Il Decreto Fiscale 2019, in relazione alla Giustizia Tributaria, illustra diverse novità:

  • Udienza a distanza: la novità certamente più interessante del Decreto Fiscale 2019 fa riferimento all’opportunità di sostenere l’udienza a distanza. In tal senso, verrà stabilito un collegamento audiovisivo tra la sede dell’udienza e le location indicate da ente di riscossione, contribuente e difensore.
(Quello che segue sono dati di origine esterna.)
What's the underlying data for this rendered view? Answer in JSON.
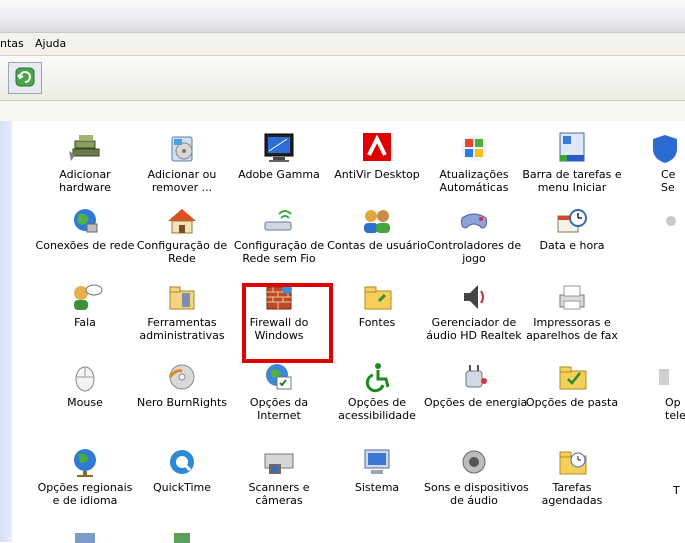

Nei prossimi mesi verrà deliberato un nuovo decreto ministeriale che illustrerà alle parti le regole operative per partecipare all’udienza;
  • Deposito di copie analogiche: le parti in causa hanno l’opportunità di portare in giudizio copie analogiche di atti originali in loro possesso o dotarsi di copie di provvedimenti presenti nel fascicolo informatico, comprovandone la conformità ai sensi del D.Lgs. n. 82/2005;
  • Procedure tributarie telematiche fino al 1° luglio: tutte le parti in causa possono arbitrariamente adottare la modalità telematica per il deposito o la notifica degli atti, indipendentemente da quale sia la tipologia di deposito selezionata dalla controparte.

Ulteriori novità riguardano il mantenimento degli atti e la registrazione per l’accesso al portale che dovrà essere effettuata tramite firma digitale e PEC.  

Si tratta di un nuovo passo in avanti verso la digitalizzazione che segue l’adozione della fatturazione elettronica, avvenuta il 1° gennaio 2019. La volontà di accogliere la deriva digitale è una sfida non semplice ma indispensabile e il Processo Tributario Telematico rappresenta un fondamentale passo in avanti in questo senso.

Processo tributario telematico: come registrarsi al Sistema Informativo della Giustizia Tributaria

Come già spiegato in precedenza, a partire dal 1° luglio sarà introdotta l’obbligatorietà del Processo Tributario Telematico che imporrà a cittadini, soggetti privati e professionisti l’iscrizione al Sistema Informativo della Giustizia Tributaria (da cui la sigla “PPT-SIGIT”) che consentirà di accedere a tutte le peculiarità relative al deposito del processo telematico.

Per effettuare la registrazione al portale del Processo Tributario Telematico, l’utente deve rilasciare dati anagrafici, indirizzo PEC, nonché il documento digitale siglato con la firma digitale e l’istanza di registrazione al servizio tramite firma digitale.  Una volta portate a termine le operazioni, l’utente acquisirà dal sistema il nome utente e una prima parte della password, la cui parte finale sarà trasmessa all’indirizzo PEC che il professionista o il cittadino ha rilasciato nella fase di registrazione al portale.